Lady Claude appeared to regret this not too much for a hint that, after all, there might be a difference. "Oh but could he?"

"Without my having spoken to him first?" Mrs. Harvey turned it over. "Perhaps not; but I couldn't have done that." Then, to explain, and not only because Lady Claude was naturally vague, but because what was still visibly most vivid to her was her independent right to have been "made up" to: "And yet not because we're not acquainted."

"You know him, then?"

"But too well."

"You mean you don't like him?"

"On the contrary, I like him—to distraction."

"Then what's the matter?" Lady Claude asked with some impatience.

Her friend hesitated but a moment. "Well, he wouldn't have me."

"'Have' you?"

"Ten years ago, after Mr. Harvey's death, when, if he had lifted a finger, I would have married him."

"But he didn't lift it?"

"He was too grand. I was too small—by his measure. He wanted to keep himself; he saw his future."

Lady Claude earnestly followed. "His present position?"

"Yes—everything that was to come to him; his steady rise in value."

"Has it been so great?"

"Surely—his situation and name. Don't you know his lovely work and what's thought of it?"

"Oh yes, I know. That's why———" But Lady Claude stopped. After which: "But if he's still keeping himself?"

"Oh, it's not for me," said Mrs. Harvey.

"And evidently not for me. Whom then," her visitor asked, "does he think good enough?"

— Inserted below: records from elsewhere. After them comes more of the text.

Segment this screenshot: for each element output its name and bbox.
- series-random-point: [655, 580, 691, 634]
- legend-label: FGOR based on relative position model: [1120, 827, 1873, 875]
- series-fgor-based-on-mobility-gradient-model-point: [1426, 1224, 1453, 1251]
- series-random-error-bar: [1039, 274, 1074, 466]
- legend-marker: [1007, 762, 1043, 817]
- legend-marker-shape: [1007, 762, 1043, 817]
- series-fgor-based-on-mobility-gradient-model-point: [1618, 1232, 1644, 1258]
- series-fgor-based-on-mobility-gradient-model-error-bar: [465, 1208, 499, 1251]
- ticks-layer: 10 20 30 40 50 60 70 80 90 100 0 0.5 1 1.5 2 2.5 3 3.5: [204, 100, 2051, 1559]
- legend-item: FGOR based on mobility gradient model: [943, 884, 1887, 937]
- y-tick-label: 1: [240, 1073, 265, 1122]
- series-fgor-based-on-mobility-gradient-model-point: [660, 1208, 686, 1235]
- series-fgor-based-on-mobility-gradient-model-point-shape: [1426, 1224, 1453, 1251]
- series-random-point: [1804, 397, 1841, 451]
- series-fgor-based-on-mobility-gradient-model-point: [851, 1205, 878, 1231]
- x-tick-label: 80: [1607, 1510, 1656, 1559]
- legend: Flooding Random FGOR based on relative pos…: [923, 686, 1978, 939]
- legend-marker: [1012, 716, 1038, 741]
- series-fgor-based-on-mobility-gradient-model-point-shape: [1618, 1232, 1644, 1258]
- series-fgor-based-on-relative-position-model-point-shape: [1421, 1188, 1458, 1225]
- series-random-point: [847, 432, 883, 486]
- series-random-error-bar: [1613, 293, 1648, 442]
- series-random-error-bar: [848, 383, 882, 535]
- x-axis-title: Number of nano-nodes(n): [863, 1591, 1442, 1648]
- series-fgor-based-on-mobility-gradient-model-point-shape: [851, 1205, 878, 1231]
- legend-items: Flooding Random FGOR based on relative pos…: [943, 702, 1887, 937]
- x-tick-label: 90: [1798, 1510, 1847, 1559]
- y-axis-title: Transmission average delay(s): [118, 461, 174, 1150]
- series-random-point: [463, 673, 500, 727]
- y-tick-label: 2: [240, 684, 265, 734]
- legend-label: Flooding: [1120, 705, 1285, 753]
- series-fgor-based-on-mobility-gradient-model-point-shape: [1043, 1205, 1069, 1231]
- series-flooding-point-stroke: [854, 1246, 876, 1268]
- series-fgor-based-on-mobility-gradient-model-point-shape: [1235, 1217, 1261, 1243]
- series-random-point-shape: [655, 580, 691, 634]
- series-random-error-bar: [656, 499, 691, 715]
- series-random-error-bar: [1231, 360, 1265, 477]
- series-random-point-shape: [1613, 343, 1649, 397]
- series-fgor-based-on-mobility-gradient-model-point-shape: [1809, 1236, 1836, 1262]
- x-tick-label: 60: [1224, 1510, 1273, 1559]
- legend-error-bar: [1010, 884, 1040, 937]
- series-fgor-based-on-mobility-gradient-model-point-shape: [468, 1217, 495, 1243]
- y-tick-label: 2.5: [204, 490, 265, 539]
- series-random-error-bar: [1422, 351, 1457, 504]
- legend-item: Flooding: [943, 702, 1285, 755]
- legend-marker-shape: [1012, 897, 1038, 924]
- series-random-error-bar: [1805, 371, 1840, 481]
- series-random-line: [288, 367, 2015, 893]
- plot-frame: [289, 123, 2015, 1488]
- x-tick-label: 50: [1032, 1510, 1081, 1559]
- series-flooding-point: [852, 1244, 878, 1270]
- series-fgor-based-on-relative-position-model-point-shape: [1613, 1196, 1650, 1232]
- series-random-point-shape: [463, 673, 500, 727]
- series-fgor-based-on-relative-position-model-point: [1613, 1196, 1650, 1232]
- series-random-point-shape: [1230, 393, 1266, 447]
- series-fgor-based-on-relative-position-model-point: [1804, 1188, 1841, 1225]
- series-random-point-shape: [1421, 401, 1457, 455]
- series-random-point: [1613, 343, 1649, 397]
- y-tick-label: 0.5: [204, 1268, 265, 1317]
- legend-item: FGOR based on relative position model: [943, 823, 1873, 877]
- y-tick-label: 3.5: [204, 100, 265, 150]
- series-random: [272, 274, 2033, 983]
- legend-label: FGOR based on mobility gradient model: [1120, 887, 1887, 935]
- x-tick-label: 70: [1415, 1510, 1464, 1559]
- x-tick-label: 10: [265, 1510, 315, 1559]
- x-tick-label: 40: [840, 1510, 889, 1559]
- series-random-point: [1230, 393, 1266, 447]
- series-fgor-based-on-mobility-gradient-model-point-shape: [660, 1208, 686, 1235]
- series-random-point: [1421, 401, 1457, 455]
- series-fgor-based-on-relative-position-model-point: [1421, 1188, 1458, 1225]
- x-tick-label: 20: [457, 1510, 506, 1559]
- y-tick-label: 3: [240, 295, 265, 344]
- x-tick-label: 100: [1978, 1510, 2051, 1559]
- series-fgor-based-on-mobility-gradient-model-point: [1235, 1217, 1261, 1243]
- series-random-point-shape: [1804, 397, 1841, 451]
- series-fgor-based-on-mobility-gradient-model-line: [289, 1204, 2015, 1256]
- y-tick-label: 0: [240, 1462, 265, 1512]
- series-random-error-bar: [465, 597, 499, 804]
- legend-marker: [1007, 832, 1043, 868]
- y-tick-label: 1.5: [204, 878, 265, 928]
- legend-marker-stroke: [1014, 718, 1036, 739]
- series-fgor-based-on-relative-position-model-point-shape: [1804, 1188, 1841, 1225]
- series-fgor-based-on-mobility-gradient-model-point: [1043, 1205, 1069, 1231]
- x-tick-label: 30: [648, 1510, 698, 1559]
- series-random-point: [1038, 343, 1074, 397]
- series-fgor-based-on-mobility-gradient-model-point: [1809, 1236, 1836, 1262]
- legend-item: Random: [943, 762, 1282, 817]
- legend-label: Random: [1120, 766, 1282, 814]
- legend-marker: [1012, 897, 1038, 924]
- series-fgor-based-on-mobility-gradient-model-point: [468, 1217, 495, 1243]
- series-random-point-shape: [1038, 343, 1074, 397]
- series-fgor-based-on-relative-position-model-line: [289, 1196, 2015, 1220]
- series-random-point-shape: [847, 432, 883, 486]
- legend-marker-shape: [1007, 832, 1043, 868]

"Oh, these great people!" Mrs. Harvey smiled.

"But we're great people—you and I!" And Lady Claude kissed her good night.

"You mustn't, all the same," the elder woman said, "betray the secret of my greatness, which I've told you, please remember, only in the deepest confidence."

Her tone had a quiet purity of bitterness that for a moment longer held her friend, after which Lady Claude had the happy inspiration of meeting it with graceful gaiety. "It's quite for the best, I'm sure, that Mr. Straith wouldn't have you. You've kept yourself too; you'll marry yet—an ambassador!" And with another good night she reached the door. "You say you don't get on, but you do."

"Ah!" said Mrs. Harvey with vague attenuation.

"Oh yes, you do," Lady Claude insisted, while the door emphasised it with a little clap that sounded through the still house.